IPN is aware that the sole collection of data without additional explorative analysis does not generate any benefit. Yet, we often meet companies that accumulate huge amounts of data but lacking the means to process or even quality assure it. In most cases it is a lack of resources and tools what keeps them from performing any benefit gaining tasks with the data. The data is lying idle without anyone being able to utilise it and lift the treasures buried in them.
To prevent our customers from this dilemma we have tested several different process models for the tasks of data collection, pre-processing and modelling. The “Cross Industry Standard Process for Data Mining” (CRISP DM) proofed to be the most effective process model available.

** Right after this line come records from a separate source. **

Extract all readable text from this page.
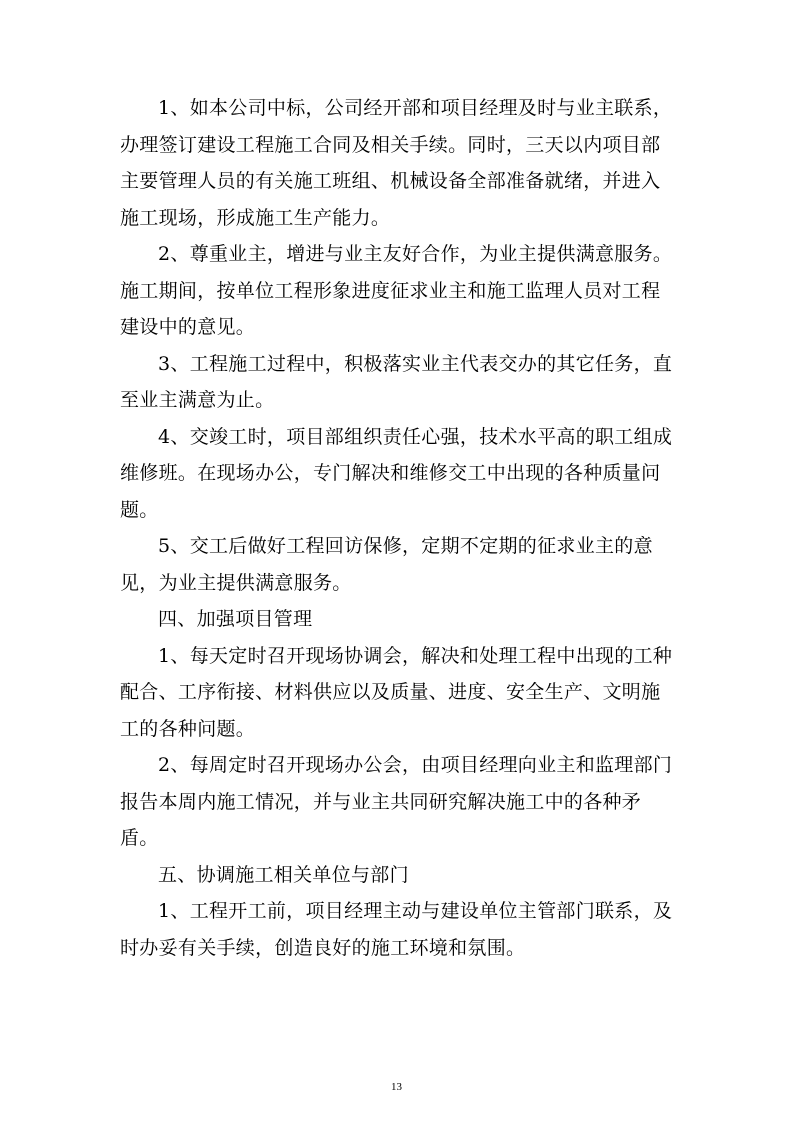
1、如本公司中标，公司经开部和项目经理及时与业主联系，办理签订建设工程施工合同及相关手续。同时，三天以内项目部主要管理人员的有关施工班组、机械设备全部准备就绪，并进入施工现场，形成施工生产能力。

2、尊重业主，增进与业主友好合作，为业主提供满意服务。施工期间，按单位工程形象进度征求业主和施工监理人员对工程建设中的意见。

3、工程施工过程中，积极落实业主代表交办的其它任务，直至业主满意为止。

4、交竣工时，项目部组织责任心强，技术水平高的职工组成维修班。在现场办公，专门解决和维修交工中出现的各种质量问题。

5、交工后做好工程回访保修，定期不定期的征求业主的意见，为业主提供满意服务。

四、加强项目管理

1、每天定时召开现场协调会，解决和处理工程中出现的工种配合、工序衔接、材料供应以及质量、进度、安全生产、文明施工的各种问题。

2、每周定时召开现场办公会，由项目经理向业主和监理部门报告本周内施工情况，并与业主共同研究解决施工中的各种矛盾。

五、协调施工相关单位与部门

1、工程开工前，项目经理主动与建设单位主管部门联系，及时办妥有关手续，创造良好的施工环境和氛围。

13
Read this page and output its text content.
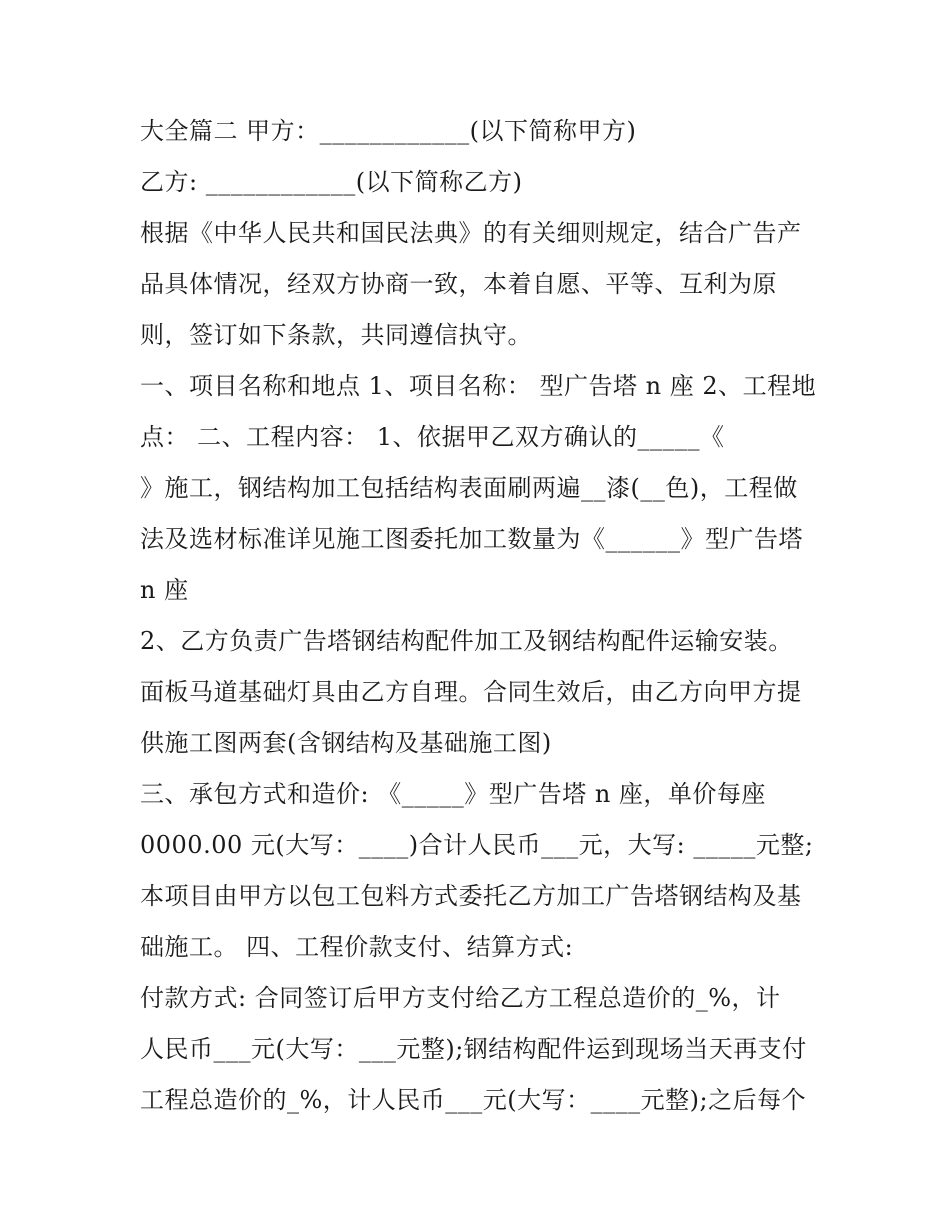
大全篇二 甲方：____________(以下简称甲方)
乙方: ____________(以下简称乙方)
根据《中华人民共和国民法典》的有关细则规定，结合广告产
品具体情况，经双方协商一致，本着自愿、平等、互利为原
则，签订如下条款，共同遵信执守。
一、项目名称和地点 1、项目名称： 型广告塔 n 座 2、工程地
点： 二、工程内容： 1、依据甲乙双方确认的_____《
》施工，钢结构加工包括结构表面刷两遍__漆(__色)，工程做
法及选材标准详见施工图委托加工数量为《______》型广告塔
n 座
2、乙方负责广告塔钢结构配件加工及钢结构配件运输安装。
面板马道基础灯具由乙方自理。合同生效后，由乙方向甲方提
供施工图两套(含钢结构及基础施工图)
三、承包方式和造价: 《_____》型广告塔 n 座，单价每座
0000.00 元(大写：____)合计人民币___元，大写: _____元整;
本项目由甲方以包工包料方式委托乙方加工广告塔钢结构及基
础施工。 四、工程价款支付、结算方式:
付款方式: 合同签订后甲方支付给乙方工程总造价的_%，计
人民币___元(大写：___元整);钢结构配件运到现场当天再支付
工程总造价的_%，计人民币___元(大写：____元整);之后每个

In the CRISP model, ‘Data Understanding’ represents the second phase directly after ‘Business Understanding’. The phase ‘Data Understanding’ starts with the initial data collection leading to activities that enable our customers to familiarise with the data, to identify data quality issues, to gain first insights from the data and to identify interesting data subsets to develop first hypothesis about the information contained in the data. Accordingly, we attached importance to an efficient representation of the CRISP DM process in our platform modules and workflows.
To support our customers as well as our own projects we have developed IPN Visualytics which is our main tool for any type of explorative data analytics. IPN Visualytics offers intuitive and easy to use data visualisation, intelligent preselection of relevant influencing variables as well as an automated reporting framework. A complemental feature allows the definition and application of rulesets to the data collected. These rulesets can be used to test the insights gained from the explorative data analysis directly on the data. As Visualytics is designed to be the tool of choice for both a quick visualisation of historic datasets and for an in-depth analysis of continuously collected data it is able to work with different data types.
The data types CSV, Rds and Rdata are used to visualise data samples even with a yet unknown structure. For more sophisticated in-depth data analysis IPN Visualytics is linked to a database holding the collected and pre-processed data provided by the modules IPN inPOLL and IPN inPREP. This enables Visualytics to visualise even the biggest amount of data. Additionally, Visualytics is able to visualise all the data generated by the IPN IoT Platform such as the remaining useful life, occurance probabilities and the predicted quality of products and processes.
Even with all these functionalities Visualytics is still highly flexible and can be customized to the different requirements of different users such as
- User that are going to perform in-depth analysis of monitored equipment including root cause analysis for malfunctions, analysis of the actual use patterns in the field, etc.
- Users that oversee e.g. data quality, a specific machine or energy efficiency and therefore need standardised, comparable and automatically generated reports
- Users who need a management ready representation of the data (e.g. Frequency of malfunctions, energy usage in an observation period).